Johnson rejects borderless Ukraine bill ahead of Senate passage: The House will ‘work its own will’

House Speaker Mike Johnson (R-LA) reproached the Senate on Monday for ignoring border security as it prepares to pass a $95 billion defense bill that would fund the war in Ukraine.

Johnson has voiced support for Ukraine since assuming the speakership in October but made clear the assistance would die in the Republican-led House without dramatic changes in policy at the southern border. The Senate negotiated a compromise with the White House to appease Johnson but abandoned the measure last week after Republicans rejected it as insufficiently conservative.

Senate leadership has moved quickly since then to approve the assistance stripped of any border provisions, but the speaker effectively killed any hope the House would take up the bill on Monday, just hours before its passage in the upper chamber.

“The mandate of national security supplemental legislation was to secure America’s own border before sending additional foreign aid around the world. It is what the American people demand and deserve,” Johnson said in a statement. “Now, in the absence of having received any single border policy change from the Senate, the House will have to continue to work its own will on these important matters.”

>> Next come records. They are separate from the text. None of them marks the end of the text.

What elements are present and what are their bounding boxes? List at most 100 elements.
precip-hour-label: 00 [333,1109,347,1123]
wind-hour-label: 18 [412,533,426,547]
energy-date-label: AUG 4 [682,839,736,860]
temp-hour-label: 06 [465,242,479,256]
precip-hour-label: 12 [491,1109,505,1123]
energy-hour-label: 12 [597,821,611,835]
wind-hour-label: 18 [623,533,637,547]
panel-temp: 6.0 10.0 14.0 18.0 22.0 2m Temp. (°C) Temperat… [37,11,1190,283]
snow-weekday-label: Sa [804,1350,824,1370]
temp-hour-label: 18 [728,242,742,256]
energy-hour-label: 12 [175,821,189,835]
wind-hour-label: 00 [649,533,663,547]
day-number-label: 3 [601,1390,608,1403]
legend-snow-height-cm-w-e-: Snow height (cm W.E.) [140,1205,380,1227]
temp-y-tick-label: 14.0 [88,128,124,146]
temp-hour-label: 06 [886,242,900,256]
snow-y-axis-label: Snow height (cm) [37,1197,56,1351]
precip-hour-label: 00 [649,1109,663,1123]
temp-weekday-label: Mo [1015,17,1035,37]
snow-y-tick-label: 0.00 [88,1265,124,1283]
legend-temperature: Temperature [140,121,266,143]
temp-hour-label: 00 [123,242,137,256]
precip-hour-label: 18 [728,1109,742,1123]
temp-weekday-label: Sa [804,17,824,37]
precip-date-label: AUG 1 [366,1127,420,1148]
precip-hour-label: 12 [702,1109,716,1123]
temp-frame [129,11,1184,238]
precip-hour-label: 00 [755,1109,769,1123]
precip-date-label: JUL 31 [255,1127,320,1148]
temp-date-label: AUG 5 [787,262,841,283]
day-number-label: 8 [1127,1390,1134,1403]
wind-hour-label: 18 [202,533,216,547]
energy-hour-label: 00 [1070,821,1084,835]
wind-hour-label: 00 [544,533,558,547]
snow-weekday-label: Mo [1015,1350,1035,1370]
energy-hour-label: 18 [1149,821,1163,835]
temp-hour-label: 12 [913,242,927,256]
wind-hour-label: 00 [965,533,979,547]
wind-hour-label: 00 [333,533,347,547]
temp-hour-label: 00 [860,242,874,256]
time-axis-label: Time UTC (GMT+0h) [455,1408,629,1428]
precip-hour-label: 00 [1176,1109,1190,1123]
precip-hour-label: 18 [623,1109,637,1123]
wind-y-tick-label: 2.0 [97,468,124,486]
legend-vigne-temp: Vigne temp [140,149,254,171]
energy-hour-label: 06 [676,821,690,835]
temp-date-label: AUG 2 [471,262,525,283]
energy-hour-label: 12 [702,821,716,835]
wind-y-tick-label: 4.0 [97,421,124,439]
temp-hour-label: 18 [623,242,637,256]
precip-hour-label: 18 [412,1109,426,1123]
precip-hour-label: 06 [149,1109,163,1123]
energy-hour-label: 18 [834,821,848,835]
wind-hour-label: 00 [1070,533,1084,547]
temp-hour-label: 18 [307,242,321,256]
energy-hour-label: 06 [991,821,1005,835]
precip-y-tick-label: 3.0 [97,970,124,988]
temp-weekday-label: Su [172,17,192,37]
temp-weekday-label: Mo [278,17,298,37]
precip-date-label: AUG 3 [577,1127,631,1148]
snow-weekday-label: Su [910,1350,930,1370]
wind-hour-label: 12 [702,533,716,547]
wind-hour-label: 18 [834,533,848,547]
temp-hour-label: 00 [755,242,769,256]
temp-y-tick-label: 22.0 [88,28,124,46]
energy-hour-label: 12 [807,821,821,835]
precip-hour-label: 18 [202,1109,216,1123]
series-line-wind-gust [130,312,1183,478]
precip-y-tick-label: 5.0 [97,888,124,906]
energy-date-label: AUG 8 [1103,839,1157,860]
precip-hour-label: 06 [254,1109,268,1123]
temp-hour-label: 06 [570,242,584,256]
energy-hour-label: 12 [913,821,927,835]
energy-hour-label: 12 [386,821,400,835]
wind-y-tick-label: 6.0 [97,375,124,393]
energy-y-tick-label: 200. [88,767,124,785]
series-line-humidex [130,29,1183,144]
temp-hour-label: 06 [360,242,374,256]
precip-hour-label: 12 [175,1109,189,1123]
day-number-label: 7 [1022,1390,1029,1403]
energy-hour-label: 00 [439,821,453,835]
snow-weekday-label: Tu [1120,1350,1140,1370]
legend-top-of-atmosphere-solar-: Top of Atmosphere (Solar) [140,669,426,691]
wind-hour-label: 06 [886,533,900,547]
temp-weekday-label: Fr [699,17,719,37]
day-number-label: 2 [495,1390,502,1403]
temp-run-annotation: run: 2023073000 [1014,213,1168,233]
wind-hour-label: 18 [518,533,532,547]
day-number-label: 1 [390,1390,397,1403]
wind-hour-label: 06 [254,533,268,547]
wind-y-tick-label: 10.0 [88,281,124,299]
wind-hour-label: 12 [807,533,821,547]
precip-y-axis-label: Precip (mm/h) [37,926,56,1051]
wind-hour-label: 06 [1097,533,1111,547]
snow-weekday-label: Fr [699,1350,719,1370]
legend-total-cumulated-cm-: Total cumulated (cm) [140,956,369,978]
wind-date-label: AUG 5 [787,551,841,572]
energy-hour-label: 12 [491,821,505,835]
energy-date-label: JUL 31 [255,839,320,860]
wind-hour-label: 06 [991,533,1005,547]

FILE – Speaker of the House Mike Johnson (R-LA) gives a statement to reporters, Jan. 12, 2024, at the Capitol in Washington. (AP Photo/J. Scott Applewhite, File)

The posturing from Johnson does not close off the possibility of further Ukraine aid reaching President Joe Biden’s desk. But it does make the road ahead significantly more uncertain.

Johnson has already demanded the president articulate an exit strategy for the war in Ukraine as it enters its third year, and it’s likely the defense bill will need to be pared down to make it through the House.

The Senate removed billions of dollars in direct assistance to the government of Ukraine, but other pots of money, such as humanitarian assistance for Gaza, will surely come under scrutiny by Republicans.

It’s also unclear whether the speaker will continue his insistence that the bill, which provides assistance to Israel and Taiwan as well, be broken up into separate pieces.

CLICK HERE TO READ MORE FROM THE WASHINGTON EXAMINER

The White House has shown some flexibility on the border component itself, agreeing to new restrictions on asylum and parole in the Senate deal that were nonetheless panned by conservatives as a “fig leaf” for the border crisis. Any hope for the aid will depend on Biden’s willingness to negotiate further.

The president has already rejected Johnson’s negotiating position on the border — H.R. 2, the House’s flagship border bill — but the speaker has indicated some flexibility to his counterparts in congressional leadership.